LE JAZZ ITALIEN : Pino Presti

Pour reprendre le discours sur le jazz Italien, cette fois ici j’ai choisi un personnage illustre qui habite ici à Nice sur la côte depuis plus d’une dizaine d’années, et dont le nom est Pino Presti, chef d’orchestre, arrangeur, producteur, mais surtout pour moi bassiste et copain…

Pourquoi dis-je bassiste ? Pas seulement parce que je joue de la basse (et je suis sensible à ce point) mais parce que Pino Presti a été un innovateur de la basse électrique avec sa Fender jazz bass 60, son ampli Ampeg B-15 et sa technique spéciale avec le médiator ou le pouce. Il a participé aussi à de véritables révolutions musicales comme le tango nuevo avec Astor Piazzolla. Avant d’en arriver là, allons voir qui est Pino Presti, et d’où il vient. Né à Milan, fils de Arturo Prestipino Giarritta un grand violoniste classique amateur de jazz, il a commencé l’apprentissage de la musique classique et le piano à l’âge de six ans. Il commence sa carrière de musicien professionnel à l’âge de 17 ans, au début des années 1960, à la fois en tant que chanteur-bassiste dans les clubs, et instrumentiste dans les studios d’enregistrement. Il enregistre des centaines de titres avec les plus grands artistes. Impossible d’écouter de la musique italienne des années 60/70 sans entendre à la basse Pino Presti, toujours présent avec les artistes les plus différents, très demandé dans tous les studios d’enregistrement pour son jeu de basse à la sonorité moderne, agressive et efficace, et sa capacité harmonique qui le rend très versatile pour tous les style de musiques.

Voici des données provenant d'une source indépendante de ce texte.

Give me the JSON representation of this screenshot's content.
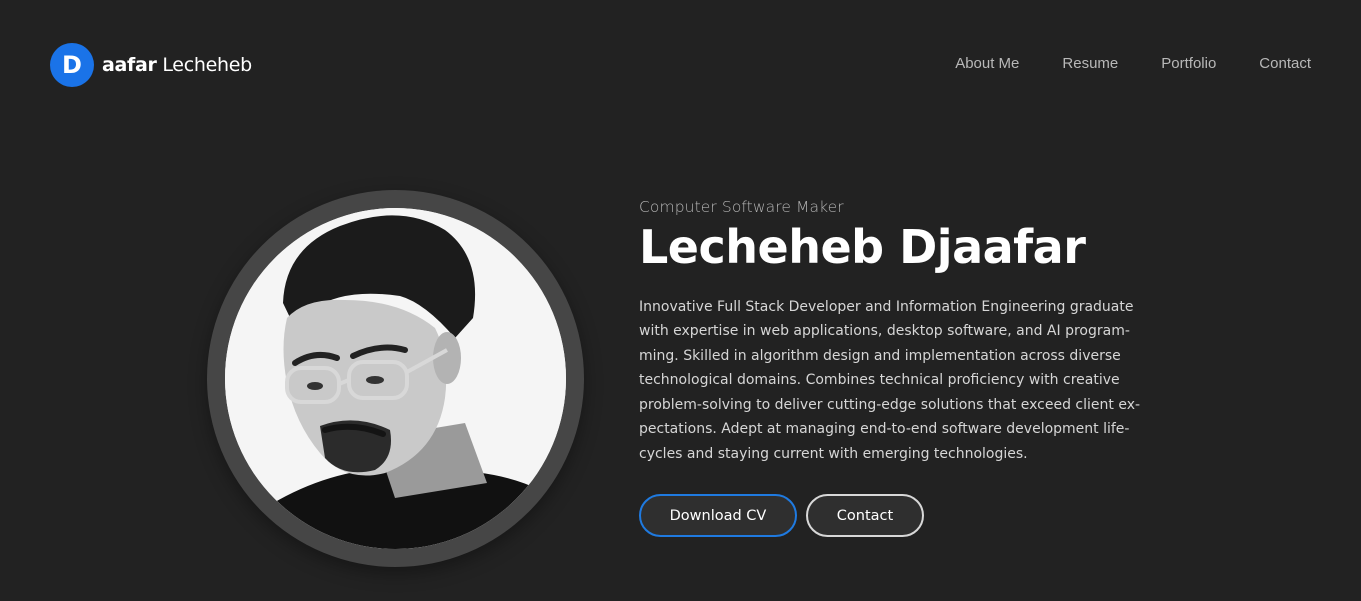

Avec en plus la rapidité d’apprendre rapidement, et la capacité de lire tout suite une partition qui font de Pino Presti à cette époque le session Man le plus demandé sur le marché. Beaucoup de collaborations avec des jazzmen italiens comme Franco Cerri, il fait partie de son quintet au début des années 70, Enrico Intra qui l’appelle plusieurs fois pour ses disques de jazz d’avant-garde et ses tournées, Bruno De Filippi qui joue l’harmonica et la guitare dans ses productions, de même que le saxophoniste Gianni Bedori, le flûtiste Severino Gazzelloni avec lequel il fait plusieurs tournées, et qui est enthousiasmé de collaborer avec ce bassiste à la sonorité très moderne (si vous connaissez pas cette flûtiste dans le chef d’oeuvre « Out of lunch » de Eric Dolphy il y a un morceau qui s’appelle « Gazzelloni » en l’honneur de ce grand musicien). Et petit à petit, ses collaborations deviennent plus importantes et plus internationales, sur disque ou en concert live, de Shirley Bassey à Wilson Pickett, de Maynard Ferguson à Aldemaro Romero, de Quincy Jones à Bill Conti, de Astor Piazzolla à Gerry Mulligan. Dans les années 70, il commence son activité d’arrangeur et producteur avec Mina, la plus grand chanteuse italienne, avec beaucoup de succès internationaux comme « Grande grande grande », mais c’est une autre histoire… Il faudrait un livre pour traiter de leur collaboration…

Mina_smoking

Pour l’enregistrement de « Libertango » avec Astor Piazzolla, il apparait sous son vrai nom Giuseppe Prestipino, ainsi que dans les albums La Onda Màxima et Onda Nueva du pianiste, compositeur, arrangeur vénézuélien Aldemaro Romero. Très importants, les deux albums enregistrés avec Gerry Mulligan « Summit-Reunion Cumbre » de Gerry Mulligan et Astor Piazzolla pour célébrer la rencontre survenue en Italie en 1974 de deux des plus importants musiciens du XXe siècle, et « Mulligan meets Intra » avec le pianiste Italien Enrico Intra publié en 1976 aussi enregistré en Italie. Mulligan, dans un interview avec le journaliste et critique de jazz Nat Hentoff, a déclaré être très satisfait de sa collaboration avec les musiciens italiens pour la créativité et le niveau musical. Libertango, enregistré à Milan en 1974, c’est la révolution du tango traditionnel et de la liberté d’expression, et il détermine le passage du vieux tango acoustique à la liberté de jouer le tango nuevo en électrique, et la Fender jazz de Pino Presti a beaucoup contribué à ce changement.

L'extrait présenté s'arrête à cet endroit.